Beechview Bridges

Beechview is a neighborhood built on the crest of a hill and spilling down all the sides of the ravines and runs. It claims the steepest paved car “accessible” street in the US, if not the world. Traveling in almost any direction around or through the neighborhood includes an uphill portion. It is a place where anyone driving without chains ought to call in sick or request to work from home after a snow or ice storm to avoid sliding back down the hill when attempting to leave the neighborhood.

Bridges are used to create more level routes, spanning hillsides, runs, and dips. However, none of the two and a half bridges in the neighborhood are for cars. (The half bridge crosses the city boundary into the neighboring borough of Dormont.) The bridges are for the “T”, the local light rail system. Cars are left to manage the ups and downs as best they can. Pedestrians have access to one of the bridges, but otherwise, they are also left to manage the slopes as best they can.

The bridge with pedestrian access was constructed in the era of cages (see post). I am noticing a theme of completely enclosed pedestrian walkways found in association with major transit lines (ex. Beechview’s bridge, Graham Street Bridge, and the former pedestrian bridges over the East Liberty busway) while partially enclosed cages are found in association with roads and rivers (ex. Highland Park Bridge and the pedestrian bridge over Bigelow Blvd).

New Bethlehem Memorial Bridge

The New Bethlehem, PA, Memorial Bridge holds a special place in my heart. After going through the woods for hours on the way to grandmother’s house, New Bethlehem was a landmark that we were getting close. A few more wooded hills and a few more river crossings and we’d be there.
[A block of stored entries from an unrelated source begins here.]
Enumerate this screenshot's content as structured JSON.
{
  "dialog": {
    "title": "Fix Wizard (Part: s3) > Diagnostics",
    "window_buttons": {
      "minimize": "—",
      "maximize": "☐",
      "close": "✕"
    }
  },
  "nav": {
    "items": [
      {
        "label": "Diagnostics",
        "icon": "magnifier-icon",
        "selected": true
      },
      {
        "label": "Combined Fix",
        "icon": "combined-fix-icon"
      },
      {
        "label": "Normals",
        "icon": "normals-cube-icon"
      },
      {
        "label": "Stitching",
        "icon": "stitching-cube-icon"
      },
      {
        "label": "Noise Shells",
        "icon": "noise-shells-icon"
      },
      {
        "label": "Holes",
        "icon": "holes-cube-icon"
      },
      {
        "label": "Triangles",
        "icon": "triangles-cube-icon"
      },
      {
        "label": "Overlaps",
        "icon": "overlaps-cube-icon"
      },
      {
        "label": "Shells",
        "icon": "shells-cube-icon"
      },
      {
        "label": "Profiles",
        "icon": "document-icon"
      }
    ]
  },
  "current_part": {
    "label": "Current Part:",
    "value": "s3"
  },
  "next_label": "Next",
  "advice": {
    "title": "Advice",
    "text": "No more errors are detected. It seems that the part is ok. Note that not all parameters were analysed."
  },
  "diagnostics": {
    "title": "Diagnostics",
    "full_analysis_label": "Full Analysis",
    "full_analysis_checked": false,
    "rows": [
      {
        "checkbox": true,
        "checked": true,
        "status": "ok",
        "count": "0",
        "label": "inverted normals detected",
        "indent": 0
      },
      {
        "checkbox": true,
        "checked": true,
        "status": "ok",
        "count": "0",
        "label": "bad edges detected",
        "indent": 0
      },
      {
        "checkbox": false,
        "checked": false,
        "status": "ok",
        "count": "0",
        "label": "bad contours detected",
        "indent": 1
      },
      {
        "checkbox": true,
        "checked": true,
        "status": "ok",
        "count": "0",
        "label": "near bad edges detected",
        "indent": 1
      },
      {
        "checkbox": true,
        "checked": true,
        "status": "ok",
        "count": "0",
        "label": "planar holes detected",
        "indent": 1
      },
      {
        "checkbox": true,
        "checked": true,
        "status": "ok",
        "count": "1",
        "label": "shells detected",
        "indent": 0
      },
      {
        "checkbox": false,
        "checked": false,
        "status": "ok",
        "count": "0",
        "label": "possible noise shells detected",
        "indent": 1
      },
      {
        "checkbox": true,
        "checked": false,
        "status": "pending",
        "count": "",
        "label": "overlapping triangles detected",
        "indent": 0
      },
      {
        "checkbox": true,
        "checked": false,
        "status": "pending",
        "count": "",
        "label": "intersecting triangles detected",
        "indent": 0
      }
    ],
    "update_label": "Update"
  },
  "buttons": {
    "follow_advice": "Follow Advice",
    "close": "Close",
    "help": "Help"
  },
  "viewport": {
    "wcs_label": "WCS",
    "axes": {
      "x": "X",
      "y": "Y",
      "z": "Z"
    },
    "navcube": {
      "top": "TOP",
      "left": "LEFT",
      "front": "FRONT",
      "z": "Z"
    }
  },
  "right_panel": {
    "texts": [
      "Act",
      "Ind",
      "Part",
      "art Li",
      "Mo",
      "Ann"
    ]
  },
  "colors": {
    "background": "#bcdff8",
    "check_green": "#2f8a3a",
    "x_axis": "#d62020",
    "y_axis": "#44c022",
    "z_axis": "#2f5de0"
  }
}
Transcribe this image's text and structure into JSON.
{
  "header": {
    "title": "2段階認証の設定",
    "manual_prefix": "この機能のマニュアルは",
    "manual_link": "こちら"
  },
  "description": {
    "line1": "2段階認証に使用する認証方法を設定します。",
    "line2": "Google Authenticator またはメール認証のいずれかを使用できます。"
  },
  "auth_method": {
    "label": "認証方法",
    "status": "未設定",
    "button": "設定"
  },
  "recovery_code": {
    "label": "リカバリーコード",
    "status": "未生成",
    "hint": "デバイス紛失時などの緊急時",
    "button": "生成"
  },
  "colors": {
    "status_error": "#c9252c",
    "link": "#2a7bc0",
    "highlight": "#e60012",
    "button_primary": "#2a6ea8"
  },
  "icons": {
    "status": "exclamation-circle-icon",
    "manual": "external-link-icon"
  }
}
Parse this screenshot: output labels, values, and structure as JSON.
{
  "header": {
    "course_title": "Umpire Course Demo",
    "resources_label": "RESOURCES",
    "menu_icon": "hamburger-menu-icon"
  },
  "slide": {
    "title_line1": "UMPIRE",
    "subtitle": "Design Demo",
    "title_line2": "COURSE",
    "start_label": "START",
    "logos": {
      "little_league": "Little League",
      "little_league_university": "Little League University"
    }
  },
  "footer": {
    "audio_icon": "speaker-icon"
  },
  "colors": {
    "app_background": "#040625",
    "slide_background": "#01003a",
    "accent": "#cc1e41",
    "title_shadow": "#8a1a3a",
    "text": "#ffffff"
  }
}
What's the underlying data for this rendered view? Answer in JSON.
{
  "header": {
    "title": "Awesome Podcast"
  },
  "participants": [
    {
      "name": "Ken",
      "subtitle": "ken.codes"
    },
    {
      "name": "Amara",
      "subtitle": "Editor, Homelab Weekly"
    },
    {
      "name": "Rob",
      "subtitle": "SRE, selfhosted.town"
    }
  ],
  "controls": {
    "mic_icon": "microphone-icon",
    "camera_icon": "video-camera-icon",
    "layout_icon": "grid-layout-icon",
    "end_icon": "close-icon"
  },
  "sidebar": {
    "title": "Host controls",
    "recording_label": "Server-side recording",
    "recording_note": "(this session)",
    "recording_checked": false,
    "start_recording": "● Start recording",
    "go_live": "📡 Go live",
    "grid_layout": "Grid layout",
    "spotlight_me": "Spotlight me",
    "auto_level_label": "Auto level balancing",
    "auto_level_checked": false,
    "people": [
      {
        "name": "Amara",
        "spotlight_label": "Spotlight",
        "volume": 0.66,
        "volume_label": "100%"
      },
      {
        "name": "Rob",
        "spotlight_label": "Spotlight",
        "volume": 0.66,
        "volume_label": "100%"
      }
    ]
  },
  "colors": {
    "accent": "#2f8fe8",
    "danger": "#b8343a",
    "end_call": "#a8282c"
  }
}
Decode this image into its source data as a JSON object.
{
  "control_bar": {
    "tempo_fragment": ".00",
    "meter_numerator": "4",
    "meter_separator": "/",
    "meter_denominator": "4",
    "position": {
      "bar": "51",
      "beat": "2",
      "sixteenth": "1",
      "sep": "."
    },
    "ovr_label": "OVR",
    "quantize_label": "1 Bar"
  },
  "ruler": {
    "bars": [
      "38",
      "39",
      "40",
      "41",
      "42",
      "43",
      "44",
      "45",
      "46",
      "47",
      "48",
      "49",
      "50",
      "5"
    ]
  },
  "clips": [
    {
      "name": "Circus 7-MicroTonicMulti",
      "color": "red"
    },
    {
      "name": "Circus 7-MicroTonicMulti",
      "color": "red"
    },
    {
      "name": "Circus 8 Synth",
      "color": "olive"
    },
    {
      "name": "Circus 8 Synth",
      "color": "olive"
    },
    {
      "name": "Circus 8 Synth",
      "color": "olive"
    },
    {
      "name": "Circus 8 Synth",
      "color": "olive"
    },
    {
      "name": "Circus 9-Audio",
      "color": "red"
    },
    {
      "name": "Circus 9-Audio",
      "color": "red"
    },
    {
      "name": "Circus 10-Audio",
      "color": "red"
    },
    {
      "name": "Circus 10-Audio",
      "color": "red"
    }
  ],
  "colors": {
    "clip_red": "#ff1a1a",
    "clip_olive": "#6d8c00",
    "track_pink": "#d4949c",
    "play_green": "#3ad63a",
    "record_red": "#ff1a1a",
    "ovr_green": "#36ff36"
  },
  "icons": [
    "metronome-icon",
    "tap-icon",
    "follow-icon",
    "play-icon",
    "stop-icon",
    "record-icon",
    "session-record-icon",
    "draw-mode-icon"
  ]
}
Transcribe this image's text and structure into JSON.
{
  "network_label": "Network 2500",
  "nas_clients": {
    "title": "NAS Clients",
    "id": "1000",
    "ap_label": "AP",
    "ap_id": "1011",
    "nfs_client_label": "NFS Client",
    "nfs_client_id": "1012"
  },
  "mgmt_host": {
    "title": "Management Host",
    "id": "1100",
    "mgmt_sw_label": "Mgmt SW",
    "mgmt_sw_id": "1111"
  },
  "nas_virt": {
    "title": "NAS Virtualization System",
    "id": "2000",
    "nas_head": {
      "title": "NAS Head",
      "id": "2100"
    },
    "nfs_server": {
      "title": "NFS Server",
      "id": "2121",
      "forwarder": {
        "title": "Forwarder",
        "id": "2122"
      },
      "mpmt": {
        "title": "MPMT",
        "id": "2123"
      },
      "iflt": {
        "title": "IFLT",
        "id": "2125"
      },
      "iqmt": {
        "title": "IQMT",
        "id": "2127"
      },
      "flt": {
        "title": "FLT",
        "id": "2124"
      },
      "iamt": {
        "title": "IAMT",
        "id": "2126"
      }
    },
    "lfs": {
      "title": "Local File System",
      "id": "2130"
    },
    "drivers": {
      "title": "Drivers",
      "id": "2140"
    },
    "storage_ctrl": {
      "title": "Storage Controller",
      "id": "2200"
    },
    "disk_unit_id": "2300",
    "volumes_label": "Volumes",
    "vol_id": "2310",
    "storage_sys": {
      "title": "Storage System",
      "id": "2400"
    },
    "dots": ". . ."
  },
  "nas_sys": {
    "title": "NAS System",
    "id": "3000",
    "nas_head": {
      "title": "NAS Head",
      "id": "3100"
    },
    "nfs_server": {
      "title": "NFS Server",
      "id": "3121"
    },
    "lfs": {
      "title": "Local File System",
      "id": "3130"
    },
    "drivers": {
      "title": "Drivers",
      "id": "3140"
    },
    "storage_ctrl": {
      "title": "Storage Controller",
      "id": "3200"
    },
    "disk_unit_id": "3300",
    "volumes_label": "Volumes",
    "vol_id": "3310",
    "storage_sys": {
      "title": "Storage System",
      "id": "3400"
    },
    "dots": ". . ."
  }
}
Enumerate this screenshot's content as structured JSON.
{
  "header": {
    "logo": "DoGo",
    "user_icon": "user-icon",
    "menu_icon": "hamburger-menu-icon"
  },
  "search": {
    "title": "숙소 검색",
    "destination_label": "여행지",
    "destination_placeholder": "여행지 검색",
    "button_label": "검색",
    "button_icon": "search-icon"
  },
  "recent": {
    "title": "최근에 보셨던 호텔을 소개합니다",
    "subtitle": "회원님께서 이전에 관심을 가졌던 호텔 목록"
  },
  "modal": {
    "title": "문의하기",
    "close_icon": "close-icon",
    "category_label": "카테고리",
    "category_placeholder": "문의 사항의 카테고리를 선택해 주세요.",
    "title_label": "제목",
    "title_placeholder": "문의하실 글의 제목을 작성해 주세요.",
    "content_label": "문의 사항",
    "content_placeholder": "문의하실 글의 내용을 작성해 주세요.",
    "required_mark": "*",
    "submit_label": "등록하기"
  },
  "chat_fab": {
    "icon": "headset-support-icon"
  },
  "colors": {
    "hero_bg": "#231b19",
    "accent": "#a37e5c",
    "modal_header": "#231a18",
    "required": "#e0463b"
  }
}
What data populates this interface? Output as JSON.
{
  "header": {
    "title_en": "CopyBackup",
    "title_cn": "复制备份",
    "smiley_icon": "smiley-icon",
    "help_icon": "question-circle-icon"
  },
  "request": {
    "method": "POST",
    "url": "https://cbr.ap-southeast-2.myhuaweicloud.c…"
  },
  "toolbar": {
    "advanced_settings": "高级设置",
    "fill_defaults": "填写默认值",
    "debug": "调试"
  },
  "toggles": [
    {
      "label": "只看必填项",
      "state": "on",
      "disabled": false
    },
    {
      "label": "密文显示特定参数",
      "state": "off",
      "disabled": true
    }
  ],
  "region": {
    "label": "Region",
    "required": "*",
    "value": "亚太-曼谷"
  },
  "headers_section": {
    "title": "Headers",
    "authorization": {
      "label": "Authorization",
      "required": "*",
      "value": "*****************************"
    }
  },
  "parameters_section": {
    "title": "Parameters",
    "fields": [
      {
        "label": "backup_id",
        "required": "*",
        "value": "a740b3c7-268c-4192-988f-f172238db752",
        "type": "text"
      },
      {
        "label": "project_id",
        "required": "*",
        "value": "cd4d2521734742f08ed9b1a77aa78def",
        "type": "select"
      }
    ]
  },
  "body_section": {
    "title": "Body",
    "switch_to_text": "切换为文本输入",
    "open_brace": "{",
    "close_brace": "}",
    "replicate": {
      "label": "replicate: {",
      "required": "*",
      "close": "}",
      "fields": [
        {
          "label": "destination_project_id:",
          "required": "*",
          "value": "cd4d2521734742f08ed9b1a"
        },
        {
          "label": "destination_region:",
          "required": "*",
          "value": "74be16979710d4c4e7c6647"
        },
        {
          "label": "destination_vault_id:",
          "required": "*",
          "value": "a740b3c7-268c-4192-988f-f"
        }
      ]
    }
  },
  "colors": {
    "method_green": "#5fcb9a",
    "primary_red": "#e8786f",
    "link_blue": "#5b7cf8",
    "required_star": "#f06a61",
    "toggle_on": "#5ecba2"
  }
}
I wonder if in addition to the answer to “are we there yet?” changing from “no” to “almost,” I also enjoyed the intimacy of New Bethlehem after hours on the impersonal and distant freeway. In the previous five hours of diving, we crossed many bridges over many waterways including both the eastern and western branches of the Susquehanna River. But what little I remember of the bridges on Rt 80, they are distant from the water and between the speed and concrete barriers, there is not much to see. At New Bethlehem, the water is right there, almost within reach. Plus there’s a mini waterfall to enjoy.

In my new habit of taking “Sunday drives” (though usually on Saturday), I recently wended my way through the hills to drive across this bridge again for the first time since I was 12 (and first time across as the driver). Of course, I stopped the car to be able to get out and walk across. There is a nice riverfront park on the eastern side, which is either “new” or just not as noticeable when driving.